TV JUSTIÇA | Julgamento de Jair Bolsonaro
STF inicia julgamento de Bolsonaro e aliados por tentativa de golpe
A Primeira Turma do Supremo Tribunal Federal (STF) inicia às 9h desta terça-feira (2) o julgamento que pode levar à condenação do ex-presidente Jair Bolsonaro e de outros sete ex-integrantes de sua gestão, acusados de participação em uma trama golpista para anular o resultado das eleições de 2022 e impedir a posse do presidente Luiz Inácio Lula da Silva.
O processo, de autoria da Procuradoria-Geral da República (PGR), reserva oito sessões de análise, previstas para os dias 2, 3, 9, 10 e 12 de setembro. As penas podem ultrapassar 30 anos de prisão.
O julgamento
A primeira sessão será aberta pelo presidente da Primeira Turma, ministro Cristiano Zanin, e terá início com a leitura do relatório do relator Alexandre de Moraes, que resumirá as investigações, as provas e os argumentos finais das partes. Em seguida, o procurador-geral da República, Paulo Gonet, apresentará a acusação, seguido pelas sustentações das defesas.
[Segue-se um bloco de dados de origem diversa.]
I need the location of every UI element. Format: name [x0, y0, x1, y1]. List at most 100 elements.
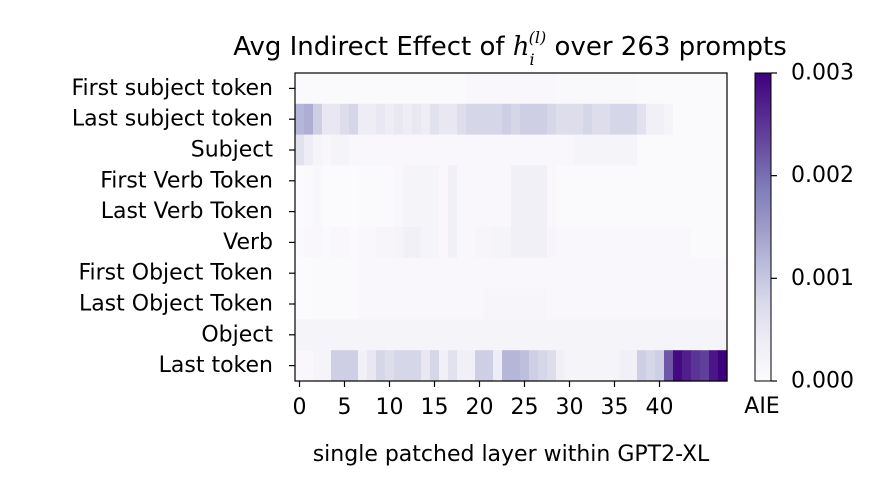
heatmap-cell — [448, 288, 458, 320]
heatmap-cell — [718, 319, 728, 351]
heatmap-cell — [466, 73, 476, 105]
heatmap-cell — [592, 134, 602, 166]
heatmap-cell — [484, 227, 494, 259]
heatmap-cell — [601, 73, 611, 105]
heatmap-cell — [682, 319, 692, 351]
heatmap-cell — [610, 134, 620, 166]
heatmap-cell — [718, 227, 728, 259]
heatmap-cell — [709, 227, 719, 259]
heatmap-cell — [556, 103, 566, 136]
colorbar-ticks: 0.000 0.001 0.002 0.003 — [771, 61, 854, 394]
heatmap-cell — [718, 165, 728, 197]
heatmap-cell — [322, 73, 332, 105]
heatmap-cell — [493, 165, 503, 197]
heatmap-cell — [673, 165, 683, 197]
heatmap-cell — [682, 227, 692, 259]
heatmap-cell — [349, 288, 359, 320]
heatmap-cell — [691, 227, 701, 259]
heatmap-cell — [304, 288, 314, 320]
heatmap-cell — [583, 165, 593, 197]
heatmap-cell — [601, 165, 611, 197]
title-superscript: (l) — [529, 28, 547, 47]
heatmap-cell — [358, 73, 368, 105]
heatmap-cell — [601, 288, 611, 320]
heatmap-cell — [493, 257, 503, 290]
heatmap-cell — [322, 134, 332, 166]
heatmap-cell — [556, 288, 566, 320]
heatmap-cell — [430, 319, 440, 351]
heatmap-cell — [655, 350, 665, 382]
heatmap-cell — [331, 257, 341, 290]
heatmap-cell — [412, 350, 422, 382]
heatmap-cell — [358, 350, 368, 382]
heatmap-cell — [655, 288, 665, 320]
heatmap-cell — [547, 196, 557, 228]
heatmap-cell — [340, 227, 350, 259]
colorbar-tick-label: 0.001 — [791, 266, 854, 291]
heatmap-cell — [664, 288, 674, 320]
heatmap-cell — [403, 350, 413, 382]
heatmap-cell — [565, 227, 575, 259]
heatmap-cell — [700, 73, 710, 105]
heatmap-cell — [682, 134, 692, 166]
heatmap-cell — [466, 103, 476, 136]
heatmap-cell — [574, 103, 584, 136]
heatmap-cell — [511, 73, 521, 105]
heatmap-cell — [322, 319, 332, 351]
heatmap-cell — [538, 350, 548, 382]
heatmap-cell — [466, 227, 476, 259]
heatmap-cell — [664, 319, 674, 351]
heatmap-cell — [475, 196, 485, 228]
heatmap-cell — [421, 103, 431, 136]
heatmap-cell — [457, 134, 467, 166]
heatmap-cell — [313, 257, 323, 290]
heatmap-cell — [448, 227, 458, 259]
heatmap-cell — [412, 196, 422, 228]
heatmap-cell — [394, 196, 404, 228]
heatmap-cell — [556, 73, 566, 105]
heatmap-cell — [331, 73, 341, 105]
heatmap-cell — [430, 134, 440, 166]
x-tick-label: 0 — [293, 395, 307, 420]
heatmap-cell — [610, 319, 620, 351]
heatmap-cell — [340, 288, 350, 320]
heatmap-cell — [547, 134, 557, 166]
heatmap-cell — [313, 165, 323, 197]
heatmap-cell — [709, 165, 719, 197]
heatmap-cell — [610, 227, 620, 259]
heatmap-cell — [313, 288, 323, 320]
heatmap-cell — [592, 196, 602, 228]
heatmap-cell — [700, 288, 710, 320]
heatmap-cell — [601, 196, 611, 228]
heatmap-cell — [538, 134, 548, 166]
colorbar-tick-label: 0.002 — [791, 163, 854, 188]
heatmap-cell — [529, 196, 539, 228]
heatmap-cell — [484, 350, 494, 382]
heatmap-cell — [349, 257, 359, 290]
heatmap-cell — [700, 227, 710, 259]
heatmap-cell — [511, 165, 521, 197]
heatmap-cell — [457, 350, 467, 382]
heatmap-cell — [349, 350, 359, 382]
heatmap-cell — [304, 165, 314, 197]
heatmap-cell — [565, 134, 575, 166]
heatmap-cell — [619, 288, 629, 320]
heatmap-cell — [637, 227, 647, 259]
heatmap-cell — [394, 73, 404, 105]
heatmap-cell — [664, 73, 674, 105]
heatmap-cell — [529, 319, 539, 351]
heatmap-cell — [484, 319, 494, 351]
heatmap-cell — [295, 196, 305, 228]
heatmap-cell — [592, 73, 602, 105]
heatmap-cell — [295, 73, 305, 105]
heatmap-cell — [502, 134, 512, 166]
heatmap-cell — [610, 165, 620, 197]
heatmap-cell — [349, 227, 359, 259]
heatmap-cell — [628, 103, 638, 136]
heatmap-cell — [718, 257, 728, 290]
heatmap-cell — [385, 227, 395, 259]
heatmap-cell — [457, 227, 467, 259]
heatmap-cell — [421, 134, 431, 166]
heatmap-cell — [502, 196, 512, 228]
heatmap-cell — [601, 350, 611, 382]
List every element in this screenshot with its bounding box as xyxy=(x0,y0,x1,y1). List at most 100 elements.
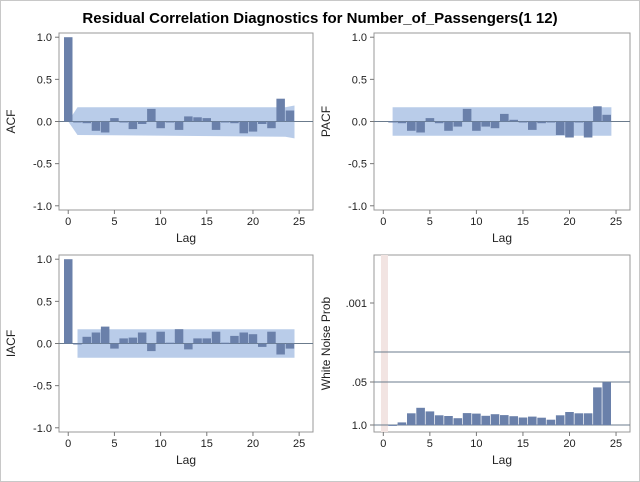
iacf-xtick-label: 0 xyxy=(65,438,71,450)
iacf-bar-lag-8 xyxy=(137,332,147,344)
pacf-bar-lag-9 xyxy=(462,108,472,122)
white-noise-bar-lag-9 xyxy=(462,413,472,425)
iacf-ytick-label: -0.5 xyxy=(33,381,52,393)
white-noise-bar-lag-11 xyxy=(481,415,490,425)
pacf-bar-lag-10 xyxy=(472,121,481,131)
acf-xtick-label: 10 xyxy=(154,216,166,228)
acf-bar-lag-8 xyxy=(137,121,147,124)
acf-ytick-label: 0.0 xyxy=(37,117,52,129)
iacf-ytick-label: -1.0 xyxy=(33,423,52,435)
pacf-bar-lag-3 xyxy=(407,121,416,131)
acf-bar-lag-5 xyxy=(110,118,119,122)
page-title: Residual Correlation Diagnostics for Num… xyxy=(82,10,558,27)
pacf-bar-lag-1 xyxy=(388,121,397,123)
iacf-bar-lag-11 xyxy=(165,342,175,344)
white-noise-bar-lag-5 xyxy=(425,411,435,425)
iacf-bar-lag-24 xyxy=(285,343,295,349)
white-noise-xtick-label: 15 xyxy=(517,438,529,450)
acf-bar-lag-0 xyxy=(64,37,73,122)
iacf-yaxis-label: IACF xyxy=(4,330,18,357)
pacf-bar-lag-4 xyxy=(416,121,425,133)
white-noise-bar-lag-8 xyxy=(453,418,463,425)
white-noise-xtick-label: 5 xyxy=(427,438,433,450)
white-noise-lag0-highlight xyxy=(380,255,388,432)
iacf-bar-lag-13 xyxy=(184,343,193,350)
white-noise-bar-lag-19 xyxy=(555,415,565,425)
white-noise-ytick-label: 1.0 xyxy=(352,420,367,432)
acf-bar-lag-18 xyxy=(230,121,239,124)
pacf-ytick-label: 0.0 xyxy=(352,117,367,129)
white-noise-bar-lag-16 xyxy=(528,416,537,425)
iacf-ytick-label: 0.5 xyxy=(37,296,52,308)
iacf-bar-lag-12 xyxy=(174,329,184,344)
acf-ytick-label: 0.5 xyxy=(37,74,52,86)
acf-bar-lag-15 xyxy=(202,118,211,122)
iacf-bar-lag-17 xyxy=(221,342,230,344)
white-noise-xtick-label: 10 xyxy=(470,438,482,450)
pacf-bar-lag-22 xyxy=(583,121,593,138)
white-noise-ytick-label: .001 xyxy=(346,298,367,310)
pacf-bar-lag-5 xyxy=(425,118,435,122)
white-noise-bar-lag-6 xyxy=(434,415,444,425)
acf-xaxis-label: Lag xyxy=(176,231,196,245)
acf-bar-lag-13 xyxy=(184,116,193,122)
iacf-bar-lag-7 xyxy=(128,337,138,344)
white-noise-bar-lag-22 xyxy=(583,413,593,425)
iacf-bar-lag-23 xyxy=(276,343,285,355)
white-noise-bar-lag-14 xyxy=(509,416,518,425)
pacf-bar-lag-14 xyxy=(509,119,518,122)
pacf-bar-lag-11 xyxy=(481,121,490,127)
iacf-bar-lag-6 xyxy=(119,338,128,344)
acf-ytick-label: -1.0 xyxy=(33,201,52,213)
iacf-bar-lag-2 xyxy=(82,336,91,344)
acf-bar-lag-22 xyxy=(267,121,276,129)
iacf-bar-lag-5 xyxy=(110,343,119,349)
iacf-bar-lag-21 xyxy=(258,343,267,347)
acf-xtick-label: 0 xyxy=(65,216,71,228)
iacf-bar-lag-19 xyxy=(239,332,248,344)
iacf-bar-lag-22 xyxy=(267,331,276,344)
pacf-ytick-label: -1.0 xyxy=(348,201,367,213)
pacf-bar-lag-18 xyxy=(546,121,556,123)
iacf-xtick-label: 25 xyxy=(293,438,305,450)
iacf-xtick-label: 20 xyxy=(247,438,259,450)
acf-ytick-label: 1.0 xyxy=(37,32,52,44)
pacf-bar-lag-13 xyxy=(500,113,509,122)
pacf-bar-lag-7 xyxy=(444,121,453,131)
white-noise-bar-lag-7 xyxy=(444,416,453,425)
white-noise-bar-lag-2 xyxy=(397,422,407,425)
white-noise-bar-lag-4 xyxy=(416,407,425,425)
iacf-bar-lag-15 xyxy=(202,338,211,344)
white-noise-ytick-label: .05 xyxy=(352,377,367,389)
acf-bar-lag-2 xyxy=(82,121,91,124)
white-noise-plot-area xyxy=(373,254,631,433)
white-noise-bar-lag-12 xyxy=(490,414,500,425)
acf-ytick-label: -0.5 xyxy=(33,159,52,171)
iacf-ytick-label: 1.0 xyxy=(37,254,52,266)
acf-bar-lag-17 xyxy=(221,121,230,123)
pacf-xtick-label: 0 xyxy=(380,216,386,228)
pacf-xtick-label: 20 xyxy=(563,216,575,228)
acf-bar-lag-21 xyxy=(258,121,267,124)
acf-xtick-label: 25 xyxy=(293,216,305,228)
white-noise-bar-lag-23 xyxy=(593,387,602,425)
pacf-bar-lag-2 xyxy=(397,121,407,124)
iacf-bar-lag-10 xyxy=(156,331,165,344)
acf-yaxis-label: ACF xyxy=(4,110,18,134)
pacf-bar-lag-19 xyxy=(555,121,565,135)
white-noise-yaxis-label: White Noise Prob xyxy=(319,296,333,390)
acf-bar-lag-24 xyxy=(285,110,295,122)
iacf-bar-lag-20 xyxy=(248,334,258,344)
acf-bar-lag-12 xyxy=(174,121,184,130)
iacf-xtick-label: 15 xyxy=(201,438,213,450)
pacf-bar-lag-6 xyxy=(434,121,444,124)
white-noise-bar-lag-21 xyxy=(574,413,584,425)
pacf-xtick-label: 10 xyxy=(470,216,482,228)
iacf-xaxis-label: Lag xyxy=(176,453,196,467)
pacf-yaxis-label: PACF xyxy=(319,106,333,137)
pacf-bar-lag-12 xyxy=(490,121,500,129)
acf-xtick-label: 15 xyxy=(201,216,213,228)
pacf-bar-lag-17 xyxy=(537,121,546,124)
acf-bar-lag-9 xyxy=(147,108,156,122)
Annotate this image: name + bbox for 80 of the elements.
Compõem ainda a turma os ministros Cármen Lúcia, Luiz Fux e Flávio Dino. A votação deve ocorrer nas próximas sessões, sendo necessária maioria simples de três votos para condenar ou absolver os réus.
Réus e acusações
Além de Bolsonaro, respondem ao processo:
- Alexandre Ramagem (ex-diretor da Abin e atual deputado federal)
- Almir Garnier (ex-comandante da Marinha)
- Anderson Torres (ex-ministro da Justiça)
- Augusto Heleno (ex-ministro do GSI)
- Paulo Sérgio Nogueira (ex-ministro da Defesa)
- Walter Braga Netto (ex-ministro e candidato a vice de Bolsonaro em 2022)
- Mauro Cid (ex-ajudante de ordens da Presidência).
Eles são acusados de organização criminosa armada, tentativa de abolição violenta do Estado Democrático de Direito, golpe de Estado, dano qualificado e deterioração de patrimônio tombado.
Ramagem, por ser deputado, responde apenas a três dos crimes, conforme prevê a Constituição.
A denúncia da PGR cita a elaboração do plano “Punhal Verde e Amarelo”, que previa ações contra autoridades, incluindo o ministro Alexandre de Moraes, e a produção da chamada “minuta do golpe”, que poderia instaurar estado de defesa ou de sítio para manter Bolsonaro no poder.